Looking at the implementation of getWallPosts in the Smithereen codebase, it looks like all user posts are stored in one big table (I’m also doing this for my toy implementation). This would mean that the IDs for a single user’s posts would not be sequential. Are there any downsides to doing things this way? I guess it means clients can’t guess a user’s post IDs (which might be a good thing, really).

Also, I’d just like to clarify: if a request to a Smithereen instance includes a "min_id" query parameter, does the instance return the page of posts whose IDs are as low as possible while being higher than the parameter?

grishka · July 20, 2021, 12:14pm

Yes, I’ll tell you more — the wall_posts table actually contains all posts AND all comments. It’s actually more convenient that way.

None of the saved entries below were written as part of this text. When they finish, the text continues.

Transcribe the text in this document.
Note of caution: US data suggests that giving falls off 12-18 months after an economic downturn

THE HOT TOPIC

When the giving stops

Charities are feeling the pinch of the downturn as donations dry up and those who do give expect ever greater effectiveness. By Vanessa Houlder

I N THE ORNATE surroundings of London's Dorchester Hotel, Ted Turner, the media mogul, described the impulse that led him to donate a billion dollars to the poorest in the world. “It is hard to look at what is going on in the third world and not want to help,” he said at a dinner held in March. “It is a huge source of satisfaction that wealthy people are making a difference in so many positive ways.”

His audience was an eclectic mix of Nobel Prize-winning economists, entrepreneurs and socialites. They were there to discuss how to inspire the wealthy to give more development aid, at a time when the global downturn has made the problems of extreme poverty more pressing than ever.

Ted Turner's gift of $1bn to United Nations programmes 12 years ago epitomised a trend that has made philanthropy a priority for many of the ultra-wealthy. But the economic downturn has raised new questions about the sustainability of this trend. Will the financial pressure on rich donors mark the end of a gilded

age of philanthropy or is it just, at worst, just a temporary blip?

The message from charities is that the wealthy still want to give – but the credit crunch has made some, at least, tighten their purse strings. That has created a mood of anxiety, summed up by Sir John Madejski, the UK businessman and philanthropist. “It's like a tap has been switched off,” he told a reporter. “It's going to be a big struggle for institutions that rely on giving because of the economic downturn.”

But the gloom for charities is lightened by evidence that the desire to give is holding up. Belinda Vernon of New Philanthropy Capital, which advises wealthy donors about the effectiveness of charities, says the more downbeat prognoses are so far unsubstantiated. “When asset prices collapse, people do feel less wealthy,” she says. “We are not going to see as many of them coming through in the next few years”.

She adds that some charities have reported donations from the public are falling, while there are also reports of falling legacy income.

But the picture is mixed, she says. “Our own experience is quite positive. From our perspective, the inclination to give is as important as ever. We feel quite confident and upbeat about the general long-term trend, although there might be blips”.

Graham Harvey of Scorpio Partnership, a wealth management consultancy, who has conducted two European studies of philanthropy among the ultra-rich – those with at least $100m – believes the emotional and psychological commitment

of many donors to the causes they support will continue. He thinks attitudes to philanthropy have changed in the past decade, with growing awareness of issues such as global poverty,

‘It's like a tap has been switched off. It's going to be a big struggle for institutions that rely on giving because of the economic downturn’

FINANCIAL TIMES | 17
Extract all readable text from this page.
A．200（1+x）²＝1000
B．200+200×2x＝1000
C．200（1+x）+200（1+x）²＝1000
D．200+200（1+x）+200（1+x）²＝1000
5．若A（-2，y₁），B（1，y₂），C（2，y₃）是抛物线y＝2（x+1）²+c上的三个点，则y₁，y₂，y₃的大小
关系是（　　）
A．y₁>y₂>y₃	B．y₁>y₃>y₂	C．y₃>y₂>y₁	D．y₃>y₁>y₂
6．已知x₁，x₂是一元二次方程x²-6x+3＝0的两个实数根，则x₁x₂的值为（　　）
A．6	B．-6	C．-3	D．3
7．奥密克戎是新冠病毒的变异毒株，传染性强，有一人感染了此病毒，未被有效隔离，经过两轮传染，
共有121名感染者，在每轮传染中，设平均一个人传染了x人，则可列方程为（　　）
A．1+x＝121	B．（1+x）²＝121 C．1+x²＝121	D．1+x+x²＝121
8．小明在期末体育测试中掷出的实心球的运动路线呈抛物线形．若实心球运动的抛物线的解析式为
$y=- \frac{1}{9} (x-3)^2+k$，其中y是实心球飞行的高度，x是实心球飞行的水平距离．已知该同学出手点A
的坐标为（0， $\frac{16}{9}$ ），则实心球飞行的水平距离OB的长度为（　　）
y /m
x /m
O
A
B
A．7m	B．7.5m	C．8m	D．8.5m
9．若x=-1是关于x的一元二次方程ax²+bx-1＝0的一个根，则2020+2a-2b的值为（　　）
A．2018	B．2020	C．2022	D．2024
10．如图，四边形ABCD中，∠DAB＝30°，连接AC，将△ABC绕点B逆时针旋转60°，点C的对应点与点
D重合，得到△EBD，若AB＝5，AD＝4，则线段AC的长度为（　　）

As far as clients go, I don’t plan on supporting C2S, but I’ll make a domain-specific client API at some point. The current web UI is rendered on the server side.

No, they’re always sorted by newest first. Having min_id allows starting from the oldest posts (last page) and working your way up to newest (first page).

Actually, it’s strange that I’m not returning the last field in the collection
Also the try-catch, it’s ugly, should use URI.create instead because these URIs are known to be valid (they were validated before they’ve been put into the database). So this is in need of a bit of a rewrite.

weex · July 21, 2021, 6:01am

Very interesting. I’ve created an issue in the Pleroma git and pinged the PeerTube irc channel since they have some issue templates that a potential issue doesn’t quite fit into.